The western states’ suit, filed in the D.C. federal circuit, is a good example, according to critics. The lawsuit was first filed against the Bureau of Land Management in 2016, alleging insufficient attention had been paid to global warming when approving leases in Wyoming, Utah, and Colorado. So the BLM and the states agreed to redo studies under the National Environmental Policy Act (NEPA), and, after concluding that the leases complied with the law, the Trump administration-led agency approved the leases again. Environmental groups filed another lawsuit in 2021, and Biden’s BLM settled the case, in effect giving the groups what they wanted.

“You can always do more ‘analysis’ as the environmental groups demand, and the usual remedy is to re-do the analysis,” said Kathleen Sgamma, president of the Western Energy Alliance, another industry consortium that sought to intervene in the case. “But instead of the small things, BLM will agree to reopen the whole resource management. In other words, BLM just agrees to do what the plaintiffs wanted.”
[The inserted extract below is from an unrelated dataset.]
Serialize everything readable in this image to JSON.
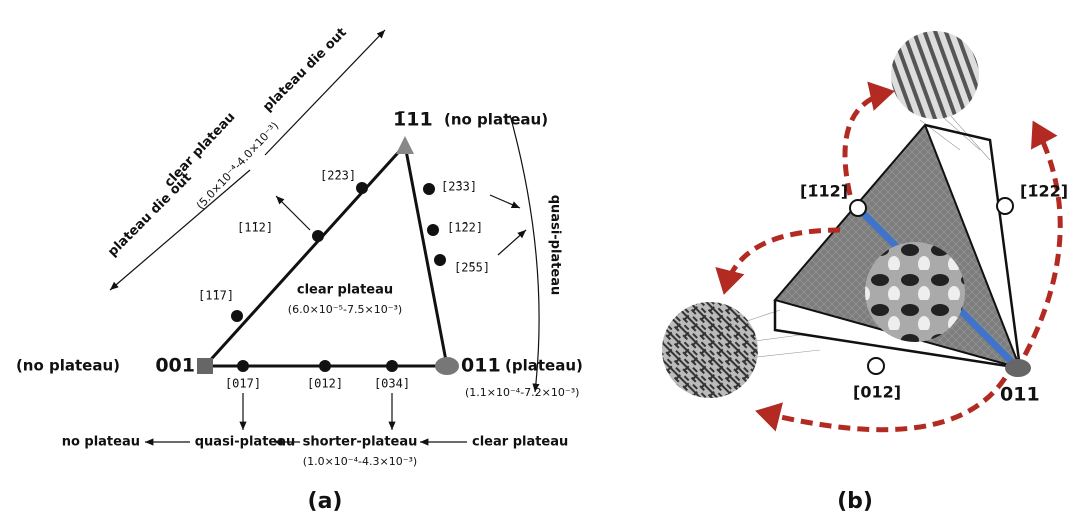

The Trump administration had moved to stop the practice. In 2017, then-EPA administrator Scott Pruitt issued a memo prohibiting the agency from entering into consent decrees with non-governmental actors and also began publicizing any such suit when it was filed. “The era of regulation through litigation is over,” Pruitt declared.

Those policies were rescinded by Biden’s EPA chief Michael Regan, who spent eight years as a vice president with an advocacy group involved in many such suits, the Environmental Defense Fund.

One sign of how the practice has taken off under the Biden administration is the explosion in plaintiffs’ legal fees as part of settlements — meaning taxpayers foot the bill for environmental lawsuits.

In the two years since the Biden administration lifted most of the Pruitt memo restrictions, those fees have jumped to almost $7 million, according to a January report from the fiscal watchdog group OpenTheBooks. That is nearly double the total of Trump’s four years of $3.6 million. It is also more than the $5.8 million in attorney fee payouts for suits brought under the Clean Air Act, the Clean Water Act, and the Endangered Species Act during Obama’s second term, OpenTheBooks found.

The EPA disputed the characterization that it has radically changed course under Biden. While it acknowledged Regan’s “litigation transparency memorandum revoked and replaced” Pruitt’s October 2017 memo, an EPA spokesperson insisted the agency “has not discontinued or rolled back and practices under Administrator Pruitt’s 2017 directive that the prior Administration had been maintaining.”